L’air d’Hamilton dénote son amertume extrême ; le rythme ondoyant de valse est déjà verdien !  Il s’agit de l’un des morceaux les plus profonds et réussis de l’opéra. Cette « Nuova ferita », (nouvelle blessure ) qu’il dit recevoir et motive l’air, est l’horrible soupçon qui vient de naître en son esprit lorsqu’il pense à fuir avec son fils : « Col figlio mio fuggir ?… [Fuir avec mon fils ?…] (Il s’arrête, tout à coup)

Col figlio… mio !…[Avec… mon… fils !…] ».

La syntaxe italienne augmente le suspense en pouvant placer « figlio » en premier, puis faire peser tout le doute sur le « mio ! ». …Et la censure a laissé passer cela !  d’autant que le bon Cammarano a pratiquement mis les points sur les « i » dans la didascalie qui suit : « (Le frémissement convulsif avec lequel il prononce ces mots, et ses traits bouleversés révèlent quel horrible soupçon agite son esprit ; il se couvre le visage de ses mains tremblantes, et un sourd gémissement s’échappe de sa poitrine.) » On ne retrouve pas ce sentiment de soupçon chez Verdi-Somma.

Scena : les conjurés entrent sur un thème de l’ouverture.  Le tirage au sort de celui qui va frapper le Régent n’est pas effectué par Amelia mais par l’un des conspirateurs…Mercadante attaque un crescendo laborieux… on est loin de l’efficacité si concise mais mordante de Verdi. Pas d’Hymne vindicatif mais en revanche, on entend avec plaisir Hamilton se lancer dans une bonne vieille cabalette de vengeance ! 

C’est une régulière cabalette fonctionnelle, même si elle n’atteint pas au mordant héroïque d’un Donizetti, qui, au même moment où Mercadante donnait son Reggente (1843), nous régalait de ce genre de vibrantes cabalettes de vengeance pour baryton (Maria di Rohan) ou ténor (Caterina Cornaro).

Tableau final du bal masqué.

Pas de grand air pour le ténor comme chez Verdi : Mercadante le garde pour la fin ! 

L’orchestre attaque une polka un peu guindée mais sympathique, reprise par le choeur.

L’air d’Oscar n’est pas centré, comme chez Verdi, sur son espiègle refus de communiquer le déguisement de son maître mais, grimé en magicien, il déclame la bonne aventure à qui veut l’entendre, sur un envoûtant rythme de valse... (tant pis pour la couleur locale !) puis, lorsqu’une dernière insolence achève de confirmer les soupçons des courtisans, on le démasque : confus, et animé d’une feinte indignation, il affecte le ton emphatique… d’Oscar (!), se tournant lui-même en dérision dans un galop endiablé repris par tout le bal.

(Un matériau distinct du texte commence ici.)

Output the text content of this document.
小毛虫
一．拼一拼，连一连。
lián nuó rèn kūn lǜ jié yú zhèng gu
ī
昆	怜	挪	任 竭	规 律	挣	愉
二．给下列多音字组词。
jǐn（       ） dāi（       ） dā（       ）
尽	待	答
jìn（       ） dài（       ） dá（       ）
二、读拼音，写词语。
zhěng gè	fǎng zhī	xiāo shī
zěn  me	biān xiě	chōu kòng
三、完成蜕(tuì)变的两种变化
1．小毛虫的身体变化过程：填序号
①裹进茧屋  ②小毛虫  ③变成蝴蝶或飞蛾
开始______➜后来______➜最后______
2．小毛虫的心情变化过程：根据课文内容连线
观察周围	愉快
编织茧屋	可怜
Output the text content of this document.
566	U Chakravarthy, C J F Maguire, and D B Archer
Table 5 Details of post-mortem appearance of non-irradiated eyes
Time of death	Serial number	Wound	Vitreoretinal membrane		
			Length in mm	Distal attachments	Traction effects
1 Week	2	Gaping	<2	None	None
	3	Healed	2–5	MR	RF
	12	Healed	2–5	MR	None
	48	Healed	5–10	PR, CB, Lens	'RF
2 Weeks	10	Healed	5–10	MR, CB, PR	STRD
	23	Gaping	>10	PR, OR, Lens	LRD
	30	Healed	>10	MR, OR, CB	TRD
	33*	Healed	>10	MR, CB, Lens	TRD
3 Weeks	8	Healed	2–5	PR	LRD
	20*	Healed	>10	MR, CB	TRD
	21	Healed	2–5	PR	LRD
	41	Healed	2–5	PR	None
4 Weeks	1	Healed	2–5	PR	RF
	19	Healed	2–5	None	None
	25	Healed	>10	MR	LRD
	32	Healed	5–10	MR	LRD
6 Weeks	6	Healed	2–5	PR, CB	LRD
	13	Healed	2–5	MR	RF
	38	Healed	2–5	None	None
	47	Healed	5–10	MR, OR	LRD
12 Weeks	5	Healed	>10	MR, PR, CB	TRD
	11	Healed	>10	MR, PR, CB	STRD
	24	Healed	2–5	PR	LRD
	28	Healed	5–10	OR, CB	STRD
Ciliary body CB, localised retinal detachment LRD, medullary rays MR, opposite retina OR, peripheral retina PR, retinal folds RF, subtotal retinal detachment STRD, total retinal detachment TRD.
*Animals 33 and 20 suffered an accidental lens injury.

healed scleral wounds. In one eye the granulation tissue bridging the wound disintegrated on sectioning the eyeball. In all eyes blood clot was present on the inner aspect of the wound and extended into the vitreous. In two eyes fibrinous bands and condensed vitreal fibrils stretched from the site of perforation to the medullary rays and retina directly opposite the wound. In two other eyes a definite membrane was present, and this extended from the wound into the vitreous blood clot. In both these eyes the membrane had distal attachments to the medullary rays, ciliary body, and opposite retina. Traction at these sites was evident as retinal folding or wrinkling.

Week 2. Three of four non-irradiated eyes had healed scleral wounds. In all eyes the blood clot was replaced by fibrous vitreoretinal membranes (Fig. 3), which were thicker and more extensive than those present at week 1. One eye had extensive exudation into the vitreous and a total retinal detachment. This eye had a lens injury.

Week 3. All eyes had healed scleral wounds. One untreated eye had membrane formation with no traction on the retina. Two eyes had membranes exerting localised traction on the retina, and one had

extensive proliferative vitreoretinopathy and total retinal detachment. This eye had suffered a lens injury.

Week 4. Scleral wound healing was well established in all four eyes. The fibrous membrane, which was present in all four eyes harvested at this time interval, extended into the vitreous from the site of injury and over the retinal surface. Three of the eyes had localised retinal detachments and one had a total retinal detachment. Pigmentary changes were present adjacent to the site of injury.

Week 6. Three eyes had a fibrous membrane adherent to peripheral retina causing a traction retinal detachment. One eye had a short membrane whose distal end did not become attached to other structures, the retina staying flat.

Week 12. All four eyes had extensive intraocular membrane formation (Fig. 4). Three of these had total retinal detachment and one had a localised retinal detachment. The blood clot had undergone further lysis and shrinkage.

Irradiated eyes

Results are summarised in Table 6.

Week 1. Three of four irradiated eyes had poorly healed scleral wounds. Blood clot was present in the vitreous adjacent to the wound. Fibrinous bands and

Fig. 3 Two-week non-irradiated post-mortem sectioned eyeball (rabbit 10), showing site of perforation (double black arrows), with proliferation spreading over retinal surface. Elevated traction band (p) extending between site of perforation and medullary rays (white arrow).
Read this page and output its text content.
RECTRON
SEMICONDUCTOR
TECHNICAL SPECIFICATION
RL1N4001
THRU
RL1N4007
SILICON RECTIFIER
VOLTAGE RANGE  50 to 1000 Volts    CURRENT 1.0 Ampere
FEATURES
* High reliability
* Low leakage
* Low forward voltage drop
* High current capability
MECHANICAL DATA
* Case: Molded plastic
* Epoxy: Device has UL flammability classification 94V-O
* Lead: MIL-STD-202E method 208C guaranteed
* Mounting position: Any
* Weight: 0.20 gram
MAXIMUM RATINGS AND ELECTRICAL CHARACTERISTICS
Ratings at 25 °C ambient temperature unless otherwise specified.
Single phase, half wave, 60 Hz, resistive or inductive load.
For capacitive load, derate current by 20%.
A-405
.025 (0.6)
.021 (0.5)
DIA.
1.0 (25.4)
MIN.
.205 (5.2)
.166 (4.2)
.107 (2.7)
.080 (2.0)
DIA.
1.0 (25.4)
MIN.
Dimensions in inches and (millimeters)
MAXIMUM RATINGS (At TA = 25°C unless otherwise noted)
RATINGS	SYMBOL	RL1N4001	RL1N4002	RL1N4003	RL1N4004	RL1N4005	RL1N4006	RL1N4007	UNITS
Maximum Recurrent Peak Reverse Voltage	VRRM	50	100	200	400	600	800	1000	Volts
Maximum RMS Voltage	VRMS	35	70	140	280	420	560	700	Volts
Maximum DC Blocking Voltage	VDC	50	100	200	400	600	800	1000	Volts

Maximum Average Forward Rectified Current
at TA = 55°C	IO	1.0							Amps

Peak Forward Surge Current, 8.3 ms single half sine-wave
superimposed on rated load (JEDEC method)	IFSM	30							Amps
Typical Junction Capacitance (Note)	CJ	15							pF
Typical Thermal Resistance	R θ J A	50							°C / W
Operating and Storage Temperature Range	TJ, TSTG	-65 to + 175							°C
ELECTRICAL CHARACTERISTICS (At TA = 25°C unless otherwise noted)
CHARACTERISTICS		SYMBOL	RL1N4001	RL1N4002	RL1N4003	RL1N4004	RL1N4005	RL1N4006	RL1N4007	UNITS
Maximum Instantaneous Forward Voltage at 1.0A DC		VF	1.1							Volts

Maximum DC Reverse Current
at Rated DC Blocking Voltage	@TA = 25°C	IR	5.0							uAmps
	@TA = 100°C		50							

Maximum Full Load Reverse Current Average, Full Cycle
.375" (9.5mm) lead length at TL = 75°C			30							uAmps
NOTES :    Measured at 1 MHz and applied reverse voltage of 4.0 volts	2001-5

Aria finale pour ténor. La première partie de l’air (cavatine) du Régent est une sorte de mélancolique méditation d’adieu.

Une scena intéressante lui fait suite, exprimant l’angoisse d‘Amelia (autre thème de l’ouverture) qui le presse de fuir le terrible danger qu’il court…

Pas d’ultime duo d’amour-adieu comme chez Verdi mais rapide et violent, le meurtre, par la main d’Hamilton.

On note pourtant une différence : Hamilton frappe le Régent devant Amelia et les seuls conjurés ; ceux-ci voudraient le conduire avec eux lorsqu’ils se dispersent, au moment de l’arrivée des courtisans. Il refuse mais le Régent l’empêche de se dénoncer et lui fait lire la feuille l’éloignant, ainsi qu’Amelia, en tant qu’envoyé à la cour d’Angleterre.

Dans sa lente et poignante cabaletta finale, il demande à Hamilton, lorsqu’il reverra l’homme qui l’a frappé (!), de lui dire à propos de son épouse, qu’…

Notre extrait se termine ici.